Revisiting FunnyBirds evaluation framework for prototypical parts networks
This work highlights a methodological flaw in an existing explainability benchmark, which is important for researchers in interpretable machine learning but is incremental as it focuses on correcting visualization choices.
The study addressed the inconsistent visualization methods in the FunnyBirds benchmark for evaluating prototypical parts networks like ProtoPNet, finding that using similarity maps instead of bounding boxes yields different metric scores and better aligns with the network's essence.

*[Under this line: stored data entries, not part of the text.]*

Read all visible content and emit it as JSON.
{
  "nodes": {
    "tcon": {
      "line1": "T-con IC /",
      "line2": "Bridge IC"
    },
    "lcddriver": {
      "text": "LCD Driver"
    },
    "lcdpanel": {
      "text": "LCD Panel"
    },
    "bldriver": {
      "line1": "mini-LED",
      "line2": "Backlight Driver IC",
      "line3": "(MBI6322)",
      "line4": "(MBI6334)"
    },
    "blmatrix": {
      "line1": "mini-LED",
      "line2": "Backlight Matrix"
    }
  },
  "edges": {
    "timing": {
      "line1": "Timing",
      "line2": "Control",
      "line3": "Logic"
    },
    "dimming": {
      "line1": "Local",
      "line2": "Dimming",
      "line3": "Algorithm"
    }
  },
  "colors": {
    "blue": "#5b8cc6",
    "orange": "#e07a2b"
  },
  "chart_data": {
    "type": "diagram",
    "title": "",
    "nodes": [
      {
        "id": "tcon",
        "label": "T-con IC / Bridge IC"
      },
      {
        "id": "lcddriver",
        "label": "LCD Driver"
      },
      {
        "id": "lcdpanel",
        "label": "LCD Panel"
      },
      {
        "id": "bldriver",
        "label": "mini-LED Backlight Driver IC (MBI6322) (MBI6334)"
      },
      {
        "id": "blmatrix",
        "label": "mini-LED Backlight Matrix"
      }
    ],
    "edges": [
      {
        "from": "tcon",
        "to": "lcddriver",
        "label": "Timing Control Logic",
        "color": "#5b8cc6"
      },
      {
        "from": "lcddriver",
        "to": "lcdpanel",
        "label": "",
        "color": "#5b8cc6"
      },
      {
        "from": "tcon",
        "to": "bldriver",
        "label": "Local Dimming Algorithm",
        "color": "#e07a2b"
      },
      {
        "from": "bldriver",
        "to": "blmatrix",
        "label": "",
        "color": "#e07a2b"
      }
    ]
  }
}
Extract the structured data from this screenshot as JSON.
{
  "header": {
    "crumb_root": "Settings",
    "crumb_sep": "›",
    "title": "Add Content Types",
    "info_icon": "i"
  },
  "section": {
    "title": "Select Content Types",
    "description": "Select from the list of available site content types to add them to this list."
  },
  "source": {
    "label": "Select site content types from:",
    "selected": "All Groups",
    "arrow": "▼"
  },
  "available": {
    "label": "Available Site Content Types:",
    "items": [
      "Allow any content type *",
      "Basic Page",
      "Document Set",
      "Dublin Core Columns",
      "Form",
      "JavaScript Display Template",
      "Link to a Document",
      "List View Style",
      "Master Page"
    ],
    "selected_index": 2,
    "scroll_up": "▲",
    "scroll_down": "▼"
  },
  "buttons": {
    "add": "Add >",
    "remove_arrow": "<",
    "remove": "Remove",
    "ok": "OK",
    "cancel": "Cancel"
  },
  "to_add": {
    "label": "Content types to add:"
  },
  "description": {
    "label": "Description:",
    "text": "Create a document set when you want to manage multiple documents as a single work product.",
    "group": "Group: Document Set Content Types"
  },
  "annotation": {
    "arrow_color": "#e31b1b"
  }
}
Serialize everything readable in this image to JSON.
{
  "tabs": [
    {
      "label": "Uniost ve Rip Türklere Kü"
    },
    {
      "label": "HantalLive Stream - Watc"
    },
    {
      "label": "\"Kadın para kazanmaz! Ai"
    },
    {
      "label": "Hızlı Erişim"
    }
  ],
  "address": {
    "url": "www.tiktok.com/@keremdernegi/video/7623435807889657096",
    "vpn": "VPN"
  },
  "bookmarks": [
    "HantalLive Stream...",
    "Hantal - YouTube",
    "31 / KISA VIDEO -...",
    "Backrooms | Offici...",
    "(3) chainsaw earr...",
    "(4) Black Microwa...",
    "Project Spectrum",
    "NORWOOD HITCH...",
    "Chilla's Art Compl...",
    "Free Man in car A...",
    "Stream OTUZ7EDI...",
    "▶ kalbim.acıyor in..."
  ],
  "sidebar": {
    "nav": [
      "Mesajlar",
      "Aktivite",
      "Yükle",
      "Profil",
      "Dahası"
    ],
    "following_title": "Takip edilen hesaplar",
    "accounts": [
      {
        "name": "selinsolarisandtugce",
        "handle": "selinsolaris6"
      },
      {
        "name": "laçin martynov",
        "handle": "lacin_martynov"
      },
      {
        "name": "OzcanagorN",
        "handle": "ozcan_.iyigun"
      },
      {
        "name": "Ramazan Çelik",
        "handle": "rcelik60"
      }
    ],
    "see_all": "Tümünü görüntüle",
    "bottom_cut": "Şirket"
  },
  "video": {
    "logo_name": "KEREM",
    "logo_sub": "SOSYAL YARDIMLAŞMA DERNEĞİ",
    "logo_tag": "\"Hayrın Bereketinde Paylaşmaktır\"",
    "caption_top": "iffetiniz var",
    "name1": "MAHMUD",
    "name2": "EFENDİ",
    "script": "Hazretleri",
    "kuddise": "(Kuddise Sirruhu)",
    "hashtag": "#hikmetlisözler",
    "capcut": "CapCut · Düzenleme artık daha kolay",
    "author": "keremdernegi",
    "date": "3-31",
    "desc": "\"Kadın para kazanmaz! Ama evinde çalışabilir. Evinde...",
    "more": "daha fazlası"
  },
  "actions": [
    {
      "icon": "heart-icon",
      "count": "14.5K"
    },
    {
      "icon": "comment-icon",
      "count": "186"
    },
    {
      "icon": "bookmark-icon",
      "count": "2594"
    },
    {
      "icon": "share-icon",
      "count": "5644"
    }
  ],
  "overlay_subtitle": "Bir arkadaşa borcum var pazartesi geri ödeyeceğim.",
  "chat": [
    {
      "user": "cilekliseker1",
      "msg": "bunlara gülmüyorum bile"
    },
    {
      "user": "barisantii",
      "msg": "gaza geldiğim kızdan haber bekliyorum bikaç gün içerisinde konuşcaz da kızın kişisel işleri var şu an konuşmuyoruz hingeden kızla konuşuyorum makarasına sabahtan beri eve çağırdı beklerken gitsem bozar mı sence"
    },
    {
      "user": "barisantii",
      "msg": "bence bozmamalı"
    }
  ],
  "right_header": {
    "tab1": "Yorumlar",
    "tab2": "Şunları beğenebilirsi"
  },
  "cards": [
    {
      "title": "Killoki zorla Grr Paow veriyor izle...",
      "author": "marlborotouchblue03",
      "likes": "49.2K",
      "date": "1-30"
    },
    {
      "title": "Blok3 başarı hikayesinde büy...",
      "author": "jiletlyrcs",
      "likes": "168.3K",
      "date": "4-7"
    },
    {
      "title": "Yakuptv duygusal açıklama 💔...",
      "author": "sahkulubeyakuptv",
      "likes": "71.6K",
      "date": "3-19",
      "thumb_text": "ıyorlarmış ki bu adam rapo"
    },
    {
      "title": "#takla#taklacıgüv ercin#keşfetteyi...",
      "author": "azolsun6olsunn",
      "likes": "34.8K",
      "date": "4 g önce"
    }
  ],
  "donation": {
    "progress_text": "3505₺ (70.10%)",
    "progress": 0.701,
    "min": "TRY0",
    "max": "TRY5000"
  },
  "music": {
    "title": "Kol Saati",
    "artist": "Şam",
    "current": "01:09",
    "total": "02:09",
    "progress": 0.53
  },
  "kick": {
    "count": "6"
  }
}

Prototypical parts networks, such as ProtoPNet, became popular due to their potential to produce more genuine explanations than post-hoc methods. However, for a long time, this potential has been strictly theoretical, and no systematic studies have existed to support it. That changed recently with the introduction of the FunnyBirds benchmark, which includes metrics for evaluating different aspects of explanations. However, this benchmark employs attribution maps visualization for all explanation techniques except for the ProtoPNet, for which the bounding boxes are used. This choice significantly influences the metric scores and questions the conclusions stated in FunnyBirds publication. In this study, we comprehensively compare metric scores obtained for two types of ProtoPNet visualizations: bounding boxes and similarity maps. Our analysis indicates that employing similarity maps aligns better with the essence of ProtoPNet, as evidenced by different metric scores obtained from FunnyBirds. Therefore, we advocate using similarity maps as a visualization technique for prototypical parts networks in explainability evaluation benchmarks.